Lire ces histoires du soir en allemand ou en anglais est une belle routine. C'est une douce façon de terminer la journée. Ces contes sont parfaits pour un moment de lecture apaisant. Ce sont quelques-unes des meilleures histoires du soir de la tradition allemande pour une nuit paisible.
Histoire une : Le petit ours en peluche qui a oublié sa chanson
Léo avait un ours en peluche nommé Knopf. Knopf était très doux et très vieux. Un de ses yeux en bouton était un peu lâche. Léo l'aimait plus que tout. Chaque nuit, Léo appuyait sur le ventre de Knopf. Une chanson douce et tendre se jouait. C'était leur signal spécial pour dormir.

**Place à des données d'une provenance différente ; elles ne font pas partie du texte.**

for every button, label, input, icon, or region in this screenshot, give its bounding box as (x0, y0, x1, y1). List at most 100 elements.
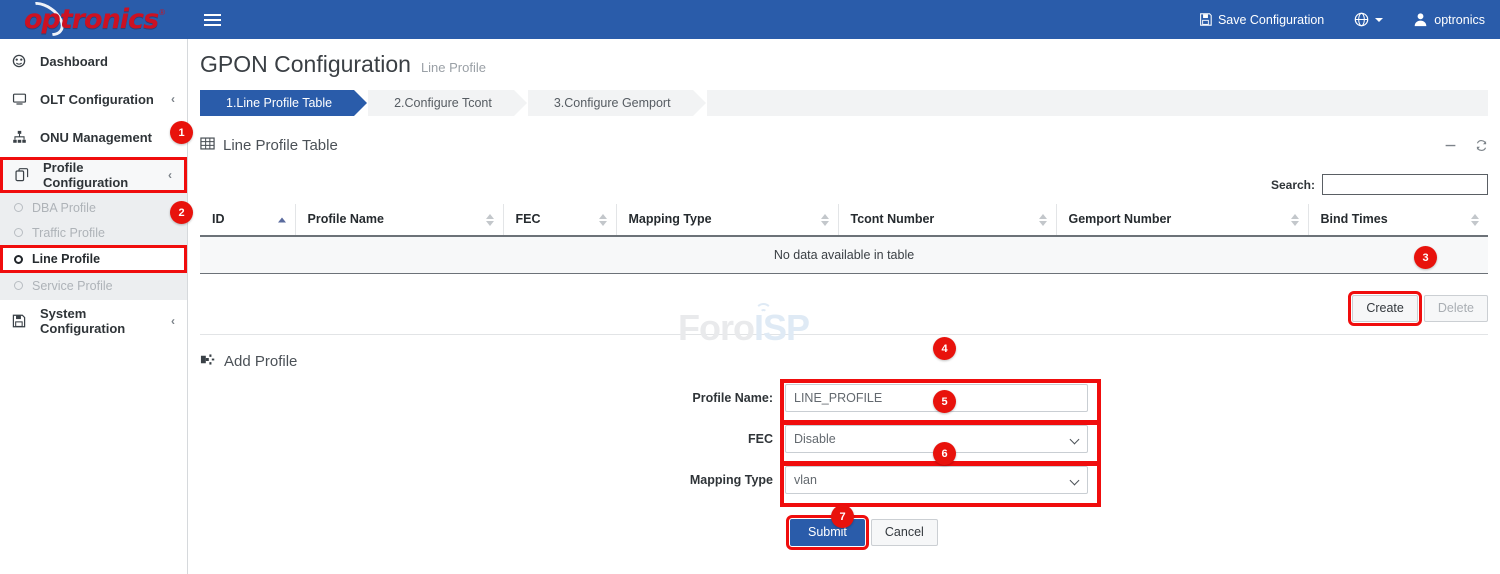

Mais un mardi soir, quelque chose d'étrange s'est produit. Léo a enfilé son pyjama. Il s'est brossé les dents. Il est monté dans son lit et a serré Knopf dans ses bras. Il a appuyé sur le ventre. Au lieu de la douce chanson, un son fort et amusant est sorti. « Quiiiek ! » a-t-il fait. On aurait dit une petite souris surprise.
Léo a sursauté. « Knopf ! Qu'est-ce que c'était ? » Knopf, bien sûr, n'a pas répondu. Il a juste souri de son sourire duveteux. Léo a appuyé à nouveau sur le ventre. « Boum-boum-boum ! » Cette fois, on aurait dit des bulles qui éclataient.
« C'est un nouveau jeu ! » Léo a ri. Il a appuyé à nouveau. « Ding-dong-ding ! » C'était comme une petite sonnette. Chaque pression produisait un nouveau son stupide. Il y a eu un couinement, un klaxon et même un son de grenouille qui coassait, « Ribbit ! »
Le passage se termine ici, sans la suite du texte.